Sometimes my work brings wonderful surprises. Back in 2021, our team had one such surprise when we received a call out of the blue from Alanis Morissette’s team asking us to be a charity partner for her 2021 tour. Equality Now was featured in her sell-out, multi-date tour, with nearly half a million of Alanis’s fans given the opportunity to learn about our organization. Talk about incredible!
Alanis’s support for Equality Now is typical of her expressive commitment to women’s equality; it is always meaningful in its impact and tangible in its results. She’s helped countless women and girls to find their voices, to speak out, and to take up space. Her creativity has left a lasting mark on the movement for gender equality.

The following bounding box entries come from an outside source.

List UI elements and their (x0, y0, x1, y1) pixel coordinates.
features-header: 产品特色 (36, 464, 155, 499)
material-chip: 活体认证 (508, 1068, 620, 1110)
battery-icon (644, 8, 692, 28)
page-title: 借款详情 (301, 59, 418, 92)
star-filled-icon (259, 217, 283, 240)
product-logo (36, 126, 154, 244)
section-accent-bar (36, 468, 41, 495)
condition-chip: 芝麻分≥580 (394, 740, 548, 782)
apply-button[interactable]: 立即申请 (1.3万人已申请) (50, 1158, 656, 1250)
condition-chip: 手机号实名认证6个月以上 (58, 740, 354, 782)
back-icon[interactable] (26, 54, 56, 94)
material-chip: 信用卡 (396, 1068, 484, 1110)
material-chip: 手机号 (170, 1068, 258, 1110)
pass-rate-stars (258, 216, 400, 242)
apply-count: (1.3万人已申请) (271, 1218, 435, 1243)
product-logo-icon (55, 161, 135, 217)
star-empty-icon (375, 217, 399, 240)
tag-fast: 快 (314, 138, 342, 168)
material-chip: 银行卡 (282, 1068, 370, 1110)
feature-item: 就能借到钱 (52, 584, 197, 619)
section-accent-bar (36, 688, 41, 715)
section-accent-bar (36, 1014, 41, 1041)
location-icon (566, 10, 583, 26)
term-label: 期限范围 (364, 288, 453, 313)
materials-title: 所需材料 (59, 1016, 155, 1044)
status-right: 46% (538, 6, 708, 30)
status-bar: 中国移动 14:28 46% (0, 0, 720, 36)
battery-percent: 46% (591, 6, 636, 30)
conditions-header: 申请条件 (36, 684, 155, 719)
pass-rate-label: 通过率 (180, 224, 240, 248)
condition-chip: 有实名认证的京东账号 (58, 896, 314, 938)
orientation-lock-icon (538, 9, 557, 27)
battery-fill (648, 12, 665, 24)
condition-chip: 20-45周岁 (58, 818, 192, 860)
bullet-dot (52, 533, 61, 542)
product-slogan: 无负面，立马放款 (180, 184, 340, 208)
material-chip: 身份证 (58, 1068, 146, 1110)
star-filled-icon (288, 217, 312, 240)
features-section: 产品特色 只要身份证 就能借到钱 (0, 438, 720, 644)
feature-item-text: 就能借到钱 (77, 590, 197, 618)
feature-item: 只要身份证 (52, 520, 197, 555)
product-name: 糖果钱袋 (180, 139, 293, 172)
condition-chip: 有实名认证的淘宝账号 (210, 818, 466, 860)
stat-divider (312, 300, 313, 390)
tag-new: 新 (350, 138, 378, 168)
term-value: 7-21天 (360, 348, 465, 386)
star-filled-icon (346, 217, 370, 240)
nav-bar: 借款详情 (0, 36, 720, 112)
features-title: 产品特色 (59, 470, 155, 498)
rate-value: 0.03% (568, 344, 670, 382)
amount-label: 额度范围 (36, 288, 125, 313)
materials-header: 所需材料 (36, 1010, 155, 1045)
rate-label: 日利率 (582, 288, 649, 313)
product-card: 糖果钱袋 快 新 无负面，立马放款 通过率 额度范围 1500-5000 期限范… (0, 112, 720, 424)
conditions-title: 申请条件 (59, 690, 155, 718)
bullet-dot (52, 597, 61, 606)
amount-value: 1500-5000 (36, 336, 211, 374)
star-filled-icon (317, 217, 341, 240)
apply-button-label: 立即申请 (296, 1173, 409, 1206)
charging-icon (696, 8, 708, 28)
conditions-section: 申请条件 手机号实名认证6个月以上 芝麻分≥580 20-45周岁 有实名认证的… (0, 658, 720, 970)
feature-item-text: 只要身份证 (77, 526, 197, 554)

When Alanis exploded onto the international consciousness in the mid-1990s, she helped to bring about a realization for millions of women and girls. Her songs felt like a natural extension of the space created by the likes of Patti Smith, X-Ray Spex, and Riot Grrrl. For me, and for many others in the global north, Alanis Morrisette was a central figure among a group of female artists who helped women and girls access a voice we didn’t think was available to us.
Alanis herself often talks about the balance that’s necessary to move our world closer to gender equality. But I don’t think we would have that balance without her and others like her who helped to even the scales, often at great personal cost. When Jagged Little Pill: The Musical, which deals with themes including sexual violence, launched in 2018 it was against a backdrop of survivors of sexual violence at the hands of powerful figures in the United States struggling to access justice.
Survivors’ voices are essential to effectively combat sexual violence, but Alanis invites survivors to take up the space they deserve. Many survivors of these crimes aren’t recognized because many current legal definitions of sexual violence don’t capture the wide range of experiences of survivors, who are often silenced or feel unable to speak their truth. In a 2021 documentary, Jagged Alanis spoke her own truth when she shared multiple instances of childhood sexual assault which have taken her decades to be able to process and come to terms with. Now, when the scales feel like they are tipping back again, Alanis is using her voice to keep sexual violence in public discourse, all while centering the voices and perspectives of survivors.
I’ve heard it said that the “girl power” of the nineties and early 2000 is a major factor in fourth-wave feminism, and movements such as #MeToo and #Believe Survivors. The space Alanis created normalized speaking your gritty truth over holding it. The confessional and challenging nature of her lyrics made people, particularly men in positions of power—be it in music, media, or business— feel uncomfortable. Through her music, she taught so many women and girls that, by not holding people to account in our own lives we were enabling the status quo to continue.